Lynch had worked for the Pennsylvania Department of Aging, where he helped develop a prescription drug program for seniors. He was retired when he met Scott, who touted "safe" investments in coins, metals and stocks. Like Madoff, Scott presented clients with documents purporting to show high rates of return, Maryland authorities said. But in reality, they said, much of the clients' money was actually being spent on gambling trips and other personal expenses rather than in those illusory "safe" investments.
Today, Lynch is approaching his 80th birthday living in the rented first floor of someone else's house in Beaver, Pa.

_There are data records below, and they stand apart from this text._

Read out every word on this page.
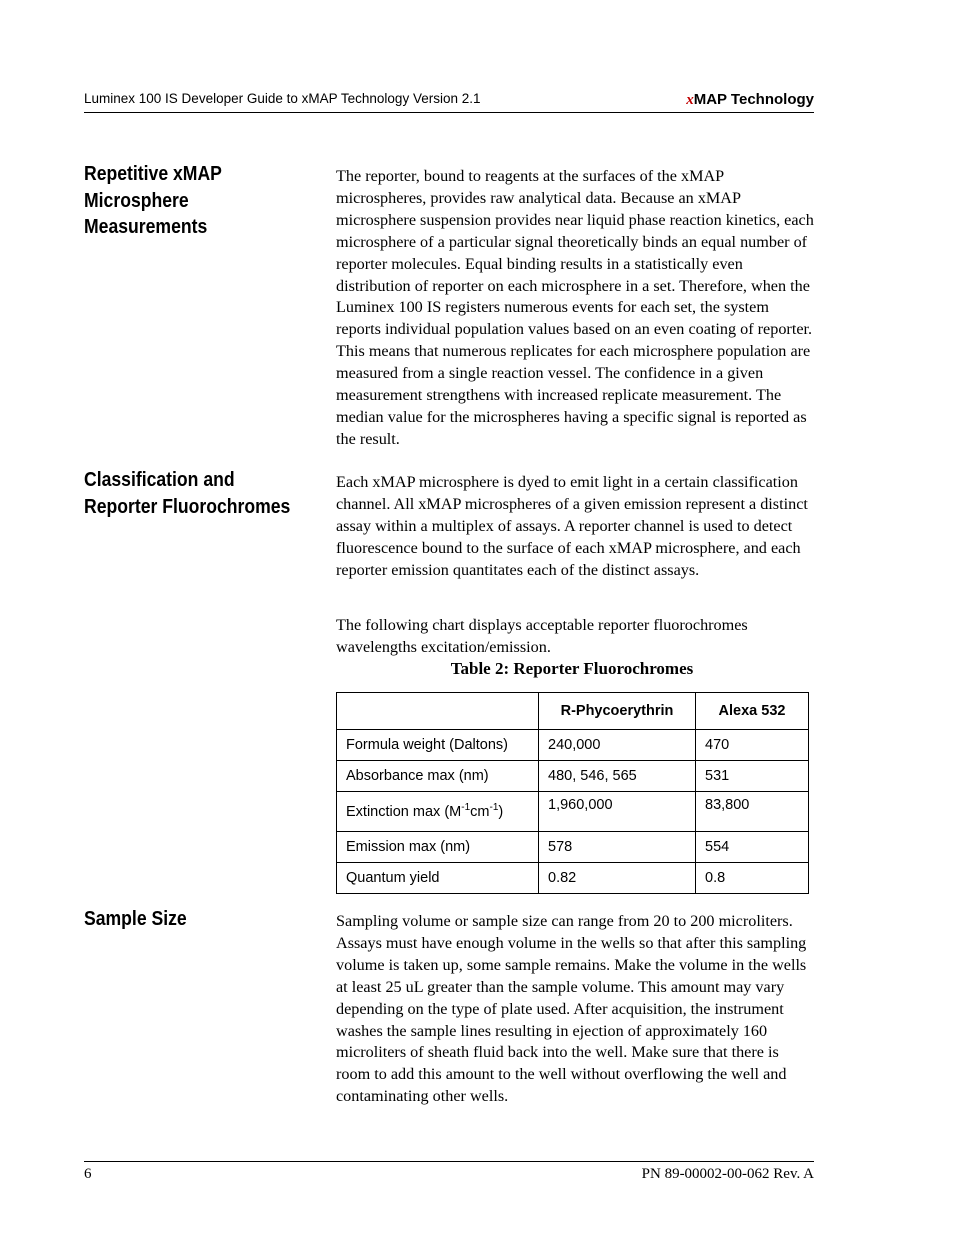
Luminex 100 IS Developer Guide to xMAP Technology Version 2.1	xMAP Technology
Repetitive xMAP
Microsphere
Measurements

The reporter, bound to reagents at the surfaces of the xMAP microspheres, provides raw analytical data. Because an xMAP microsphere suspension provides near liquid phase reaction kinetics, each microsphere of a particular signal theoretically binds an equal number of reporter molecules. Equal binding results in a statistically even distribution of reporter on each microsphere in a set. Therefore, when the Luminex 100 IS registers numerous events for each set, the system reports individual population values based on an even coating of reporter. This means that numerous replicates for each microsphere population are measured from a single reaction vessel. The confidence in a given measurement strengthens with increased replicate measurement. The median value for the microspheres having a specific signal is reported as the result.

Classification and
Reporter Fluorochromes

Each xMAP microsphere is dyed to emit light in a certain classification channel. All xMAP microspheres of a given emission represent a distinct assay within a multiplex of assays. A reporter channel is used to detect fluorescence bound to the surface of each xMAP microsphere, and each reporter emission quantitates each of the distinct assays.

The following chart displays acceptable reporter fluorochromes wavelengths excitation/emission.

Table 2: Reporter Fluorochromes
	R-Phycoerythrin	Alexa 532
Formula weight (Daltons)	240,000	470
Absorbance max (nm)	480, 546, 565	531
Extinction $\max (M^{-1}cm^{-1})$	1,960,000	83,800
Emission max (nm)	578	554
Quantum yield	0.82	0.8
Sample Size	Sampling volume or sample size can range from 20 to 200 microliters. Assays must have enough volume in the wells so that after this sampling volume is taken up, some sample remains. Make the volume in the wells at least 25 uL greater than the sample volume. This amount may vary depending on the type of plate used. After acquisition, the instrument washes the sample lines resulting in ejection of approximately 160 microliters of sheath fluid back into the well. Make sure that there is room to add this amount to the well without overflowing the well and contaminating other wells.

6	PN 89-00002-00-062 Rev. A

He had to sell his own house after losing all but about $60,000 of his savings, which had come from a lifetime of work and what his father had left him in his will. He doesn't do the traveling that he anticipated he would do after retiring from his job with the state but considers himself lucky that Social Security payments allow him to keep a roof over his head and food on the table.
There were other terrible stories among Scott's victims: A young man whose parents had died in a plane crash lost the money they had left him and had to leave college. Clancy, who became friends with Scott after meeting him through mutual friends at an Orioles game, was particularly angered over the $100,000 he gave Scott to start a college fund for his best friend's children. The friend, whom Clancy had known since their days as classmates at Loyola High in Baltimore, had recently died, and the author had promised him he would take care of his kids.
"It's all really sad," Lynch said. "A lot of people ended up completely broke."
Now we're hearing the sad tales coming out of the Madoff scandal, particularly among the Jewish charities that trusted him, given his own philanthropy and his reputation on Wall Street, where he had once been NASDAQ chairman. Surely there's an especially horrible fate reserved for someone who, if the accusations turn out to be true, could rip off Elie Weisel, the Holocaust survivor whose foundation had the bulk of its assets, some $15 million, invested with Madoff.
How this could happen, and on such a huge scale, is no doubt a complicated thing. There surely was some greed involved in some cases, that allowed people to believe that their investments were growing even as the markets were faltering. There was the comfort factor, that people you knew, or at least knew of, were investing with the guy. And there is the question, now under investigation, of how federal regulators managed to miss such a large Ponzi scheme for so long.
But, in the end, I have to wonder how we can ever be protected from our own selves, or rather, those charming, convincing con artists that somehow burrow their way into our trust.
Richard Scott's victims all seemed rather wistful even after learning how they'd been bilked, remembering how much they enjoyed his friendship - the meals and parties they had shared, the sporting events and concerts they had attended, the way their kids called him "Uncle Richie."
Perhaps their affection was deepened by the fact that he was also making them money - or at least claiming to be making them money - and yet, it seemed no less genuine for whatever profit motive might have been mixed in there.
That, of course, only made it doubly crushing when the scheme and the friendship collapsed at the same time.
"Definitely it's a financial loss," as one of Scott's investors told us at the time, "but it's also a personal betrayal."